The `device` argument should be set by using `torch.device` or passing a string as an argument.
This behavior will be deprecated soon and currently defaults to cpu.
The `device` argument should be set by using `torch.device` or passing a string as an argument. This behavior will be deprecated soon and currently defaults to cpu.
The `device` argument should be set by using `torch.device` or passing a string as an argument. This behavior will be deprecated soon and currently defaults to cpu.
The `device` argument should be set by using `torch.device` or passing a string as an argument.
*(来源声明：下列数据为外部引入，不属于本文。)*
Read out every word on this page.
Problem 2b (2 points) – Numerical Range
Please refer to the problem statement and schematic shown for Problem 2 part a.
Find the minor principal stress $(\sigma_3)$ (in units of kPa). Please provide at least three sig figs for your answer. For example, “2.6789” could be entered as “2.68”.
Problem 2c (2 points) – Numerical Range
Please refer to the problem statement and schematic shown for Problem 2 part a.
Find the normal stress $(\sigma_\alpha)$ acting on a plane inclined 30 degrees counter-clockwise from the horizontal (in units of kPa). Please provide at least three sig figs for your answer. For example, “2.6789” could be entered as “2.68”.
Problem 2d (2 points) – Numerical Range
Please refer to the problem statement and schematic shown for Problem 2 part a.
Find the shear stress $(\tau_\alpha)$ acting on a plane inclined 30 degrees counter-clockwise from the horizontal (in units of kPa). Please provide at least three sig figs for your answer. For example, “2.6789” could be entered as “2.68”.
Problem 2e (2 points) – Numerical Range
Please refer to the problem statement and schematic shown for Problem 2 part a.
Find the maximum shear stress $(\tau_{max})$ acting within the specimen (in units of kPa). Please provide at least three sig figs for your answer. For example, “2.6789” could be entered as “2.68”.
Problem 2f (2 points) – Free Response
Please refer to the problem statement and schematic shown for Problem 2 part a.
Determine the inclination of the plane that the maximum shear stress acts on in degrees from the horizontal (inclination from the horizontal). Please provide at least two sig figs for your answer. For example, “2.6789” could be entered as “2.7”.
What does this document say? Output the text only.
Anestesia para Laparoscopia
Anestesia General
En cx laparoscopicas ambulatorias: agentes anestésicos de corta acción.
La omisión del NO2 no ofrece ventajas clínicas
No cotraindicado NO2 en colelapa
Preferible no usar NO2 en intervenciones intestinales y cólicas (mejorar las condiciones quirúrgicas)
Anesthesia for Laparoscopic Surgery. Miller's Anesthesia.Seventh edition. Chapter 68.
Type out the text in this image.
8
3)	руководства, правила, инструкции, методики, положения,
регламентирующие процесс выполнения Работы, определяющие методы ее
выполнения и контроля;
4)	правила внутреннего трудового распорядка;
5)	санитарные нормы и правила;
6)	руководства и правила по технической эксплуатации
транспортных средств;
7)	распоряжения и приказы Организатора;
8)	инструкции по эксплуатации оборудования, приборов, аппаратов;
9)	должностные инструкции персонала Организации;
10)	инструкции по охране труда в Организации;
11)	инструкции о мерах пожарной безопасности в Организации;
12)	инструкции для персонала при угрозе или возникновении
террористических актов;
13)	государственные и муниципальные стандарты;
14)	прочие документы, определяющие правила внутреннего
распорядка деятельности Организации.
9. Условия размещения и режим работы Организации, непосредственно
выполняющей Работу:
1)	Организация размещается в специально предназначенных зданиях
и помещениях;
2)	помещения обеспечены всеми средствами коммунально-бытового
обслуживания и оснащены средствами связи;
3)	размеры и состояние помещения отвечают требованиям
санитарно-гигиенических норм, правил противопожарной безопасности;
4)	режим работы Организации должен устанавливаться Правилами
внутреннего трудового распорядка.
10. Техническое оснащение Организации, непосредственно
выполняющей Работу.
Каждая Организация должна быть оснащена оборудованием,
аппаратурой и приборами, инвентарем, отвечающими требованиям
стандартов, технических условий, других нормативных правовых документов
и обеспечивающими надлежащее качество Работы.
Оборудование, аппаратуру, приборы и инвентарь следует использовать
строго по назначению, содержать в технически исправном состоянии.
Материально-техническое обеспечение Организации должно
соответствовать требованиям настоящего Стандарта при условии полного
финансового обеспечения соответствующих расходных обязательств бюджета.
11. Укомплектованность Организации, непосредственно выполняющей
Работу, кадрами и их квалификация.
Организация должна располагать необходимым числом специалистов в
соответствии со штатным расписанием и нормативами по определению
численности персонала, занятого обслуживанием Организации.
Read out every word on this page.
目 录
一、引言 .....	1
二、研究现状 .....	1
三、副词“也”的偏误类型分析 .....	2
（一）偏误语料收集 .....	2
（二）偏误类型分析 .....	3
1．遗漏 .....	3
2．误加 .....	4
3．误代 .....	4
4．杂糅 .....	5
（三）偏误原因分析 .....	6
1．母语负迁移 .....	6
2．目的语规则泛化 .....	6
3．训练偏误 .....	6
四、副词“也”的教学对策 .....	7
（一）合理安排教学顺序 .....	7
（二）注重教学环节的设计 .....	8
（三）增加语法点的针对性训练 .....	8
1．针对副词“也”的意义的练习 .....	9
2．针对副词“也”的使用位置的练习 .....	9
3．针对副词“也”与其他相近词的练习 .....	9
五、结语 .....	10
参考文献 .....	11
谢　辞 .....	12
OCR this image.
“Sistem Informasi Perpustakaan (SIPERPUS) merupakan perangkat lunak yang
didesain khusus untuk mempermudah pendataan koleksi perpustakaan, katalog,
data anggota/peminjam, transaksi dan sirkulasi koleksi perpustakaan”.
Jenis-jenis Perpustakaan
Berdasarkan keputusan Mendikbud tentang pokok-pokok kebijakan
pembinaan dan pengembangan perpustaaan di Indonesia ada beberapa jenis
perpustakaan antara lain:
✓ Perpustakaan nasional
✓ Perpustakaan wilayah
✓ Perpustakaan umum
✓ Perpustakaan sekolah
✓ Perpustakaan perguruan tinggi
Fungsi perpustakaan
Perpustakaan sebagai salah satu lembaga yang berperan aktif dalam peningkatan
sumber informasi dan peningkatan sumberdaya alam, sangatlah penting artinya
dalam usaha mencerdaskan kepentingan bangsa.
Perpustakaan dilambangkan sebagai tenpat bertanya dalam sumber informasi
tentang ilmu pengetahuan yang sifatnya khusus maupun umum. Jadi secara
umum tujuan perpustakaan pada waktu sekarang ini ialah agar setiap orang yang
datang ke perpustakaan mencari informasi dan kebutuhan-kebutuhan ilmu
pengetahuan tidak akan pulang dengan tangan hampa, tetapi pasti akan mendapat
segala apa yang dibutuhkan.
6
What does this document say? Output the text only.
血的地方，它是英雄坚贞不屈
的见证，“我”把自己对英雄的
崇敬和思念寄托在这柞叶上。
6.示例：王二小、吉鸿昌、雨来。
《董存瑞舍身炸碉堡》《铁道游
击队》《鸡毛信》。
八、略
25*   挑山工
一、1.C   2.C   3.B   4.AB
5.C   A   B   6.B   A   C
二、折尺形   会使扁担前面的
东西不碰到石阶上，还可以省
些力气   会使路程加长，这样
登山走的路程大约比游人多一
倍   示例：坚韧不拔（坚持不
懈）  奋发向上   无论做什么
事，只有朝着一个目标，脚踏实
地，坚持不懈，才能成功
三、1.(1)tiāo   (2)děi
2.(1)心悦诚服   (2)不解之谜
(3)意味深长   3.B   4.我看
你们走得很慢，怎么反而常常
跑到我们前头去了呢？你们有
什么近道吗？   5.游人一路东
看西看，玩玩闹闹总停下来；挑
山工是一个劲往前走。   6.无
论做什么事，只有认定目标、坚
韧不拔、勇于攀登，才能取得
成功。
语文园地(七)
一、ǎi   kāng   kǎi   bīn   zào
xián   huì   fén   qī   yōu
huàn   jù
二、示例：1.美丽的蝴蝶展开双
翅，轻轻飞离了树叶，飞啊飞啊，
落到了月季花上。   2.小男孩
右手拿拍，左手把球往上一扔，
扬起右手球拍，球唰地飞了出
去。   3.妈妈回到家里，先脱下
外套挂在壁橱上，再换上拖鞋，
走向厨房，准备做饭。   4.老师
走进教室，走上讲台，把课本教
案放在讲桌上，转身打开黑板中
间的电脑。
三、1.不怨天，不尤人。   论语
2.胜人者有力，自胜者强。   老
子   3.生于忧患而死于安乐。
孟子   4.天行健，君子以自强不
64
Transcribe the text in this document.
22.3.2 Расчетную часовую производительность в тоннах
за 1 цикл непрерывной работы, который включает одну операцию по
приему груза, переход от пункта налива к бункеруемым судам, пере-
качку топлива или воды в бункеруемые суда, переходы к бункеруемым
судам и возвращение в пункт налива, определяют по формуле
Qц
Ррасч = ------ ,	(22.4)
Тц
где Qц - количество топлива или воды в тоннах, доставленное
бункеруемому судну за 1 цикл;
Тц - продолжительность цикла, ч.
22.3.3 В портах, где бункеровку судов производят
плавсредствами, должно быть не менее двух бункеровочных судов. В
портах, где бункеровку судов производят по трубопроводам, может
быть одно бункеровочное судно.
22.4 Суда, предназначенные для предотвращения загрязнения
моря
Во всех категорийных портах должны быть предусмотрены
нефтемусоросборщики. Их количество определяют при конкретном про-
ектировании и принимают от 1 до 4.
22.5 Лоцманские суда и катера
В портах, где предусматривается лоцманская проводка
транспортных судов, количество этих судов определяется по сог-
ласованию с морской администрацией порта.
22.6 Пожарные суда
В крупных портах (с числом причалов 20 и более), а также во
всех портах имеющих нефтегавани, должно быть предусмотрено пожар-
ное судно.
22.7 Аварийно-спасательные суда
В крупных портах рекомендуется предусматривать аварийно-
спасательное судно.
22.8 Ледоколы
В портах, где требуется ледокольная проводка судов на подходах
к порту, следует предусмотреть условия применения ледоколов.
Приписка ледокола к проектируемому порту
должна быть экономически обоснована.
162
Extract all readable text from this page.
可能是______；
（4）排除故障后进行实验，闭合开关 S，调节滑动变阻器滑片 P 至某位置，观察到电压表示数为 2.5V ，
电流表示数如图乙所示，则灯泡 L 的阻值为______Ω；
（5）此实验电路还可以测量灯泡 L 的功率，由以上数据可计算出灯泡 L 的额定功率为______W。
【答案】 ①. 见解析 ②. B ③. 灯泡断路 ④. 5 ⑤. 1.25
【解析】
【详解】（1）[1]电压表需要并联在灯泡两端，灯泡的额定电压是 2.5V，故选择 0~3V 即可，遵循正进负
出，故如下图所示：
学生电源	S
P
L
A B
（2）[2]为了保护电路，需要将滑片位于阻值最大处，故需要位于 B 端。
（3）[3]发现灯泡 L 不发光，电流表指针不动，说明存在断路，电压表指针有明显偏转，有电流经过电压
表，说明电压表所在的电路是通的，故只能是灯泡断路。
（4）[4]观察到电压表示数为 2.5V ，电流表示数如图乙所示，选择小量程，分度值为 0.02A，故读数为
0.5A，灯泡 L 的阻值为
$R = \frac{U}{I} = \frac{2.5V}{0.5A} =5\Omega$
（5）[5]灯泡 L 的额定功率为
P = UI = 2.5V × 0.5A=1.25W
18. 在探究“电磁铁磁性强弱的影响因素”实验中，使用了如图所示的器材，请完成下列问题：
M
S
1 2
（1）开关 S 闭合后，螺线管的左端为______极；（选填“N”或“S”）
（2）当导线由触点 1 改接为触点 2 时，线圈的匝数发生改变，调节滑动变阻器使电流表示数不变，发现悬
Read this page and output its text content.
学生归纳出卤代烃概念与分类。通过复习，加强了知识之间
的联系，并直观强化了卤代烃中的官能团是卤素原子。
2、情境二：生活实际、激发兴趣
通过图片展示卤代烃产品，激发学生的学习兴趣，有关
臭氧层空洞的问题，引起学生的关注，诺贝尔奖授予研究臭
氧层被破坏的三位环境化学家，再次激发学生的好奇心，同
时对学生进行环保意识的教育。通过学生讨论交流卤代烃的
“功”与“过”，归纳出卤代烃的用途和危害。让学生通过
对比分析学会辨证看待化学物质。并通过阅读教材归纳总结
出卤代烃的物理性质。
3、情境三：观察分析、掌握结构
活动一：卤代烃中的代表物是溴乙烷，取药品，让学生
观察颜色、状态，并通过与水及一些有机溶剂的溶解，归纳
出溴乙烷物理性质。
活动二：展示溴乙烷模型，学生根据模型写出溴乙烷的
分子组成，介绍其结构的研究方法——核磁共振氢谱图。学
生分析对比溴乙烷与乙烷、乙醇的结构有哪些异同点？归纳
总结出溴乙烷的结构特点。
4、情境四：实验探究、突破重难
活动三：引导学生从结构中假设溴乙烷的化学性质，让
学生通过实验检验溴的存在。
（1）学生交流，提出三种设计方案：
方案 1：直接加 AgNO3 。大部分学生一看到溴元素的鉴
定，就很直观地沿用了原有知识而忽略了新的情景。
This behavior will be deprecated soon and currently defaults to cpu.
0%| | 0/25517 [00:01<?, ?it/s]
Traceback (most recent call last):
... (trace back messages)
AttributeError: 'Example' object has no attribute 'text'
Traceback 指示的行:
opt = optim.Adam(model.parameters(), lr=1e-2)
loss_func = nn.BCEWithLogitsLoss()
epochs = 2
for epoch in range(1, epochs + 1):
running_loss = 0.0
running_corrects = 0
model.train() # turn on training mode
for x, y in tqdm.tqdm(train_dl): # **THIS LINE CONTAINS THE ERROR**
opt.zero_grad()
preds = model(x)
loss = loss_func(y, preds)
loss.backward()
opt.step()
running_loss += loss.data[0] * x.size(0)
epoch_loss = running_loss / len(trn)
# calculate the validation loss for this epoch
val_loss = 0.0
model.eval() # turn on evaluation mode
for x, y in valid_dl:
preds = model(x)
loss = loss_func(y, preds)
val_loss += loss.data[0] * x.size(0)
val_loss /= len(vld)
print('Epoch: {}, Training Loss: {:.4f}, Validation Loss: {:.4f}'.format(epoch, epoch_loss, val_loss))
尝试解决已经出现的问题,我认为是 Reson:
我知道这个问题发生在其他人身上,这里甚至有 2 个问题,机器人都有跳过数据集中的列或行的问题(我检查了空 lines/Cokumns,并且发现 none)。另一个解决方案是给定模型的参数必须与 .csv 文件中的参数顺序相同(none 缺失)。
但是,相关代码(tst、trn和vld集的加载和创建)
def createTestTrain():
# Create a Tokenizer
tokenize = lambda x: x.split()
# Defining Tag and Text
TEXT = Field(sequential=True, tokenize=tokenize, lower=True)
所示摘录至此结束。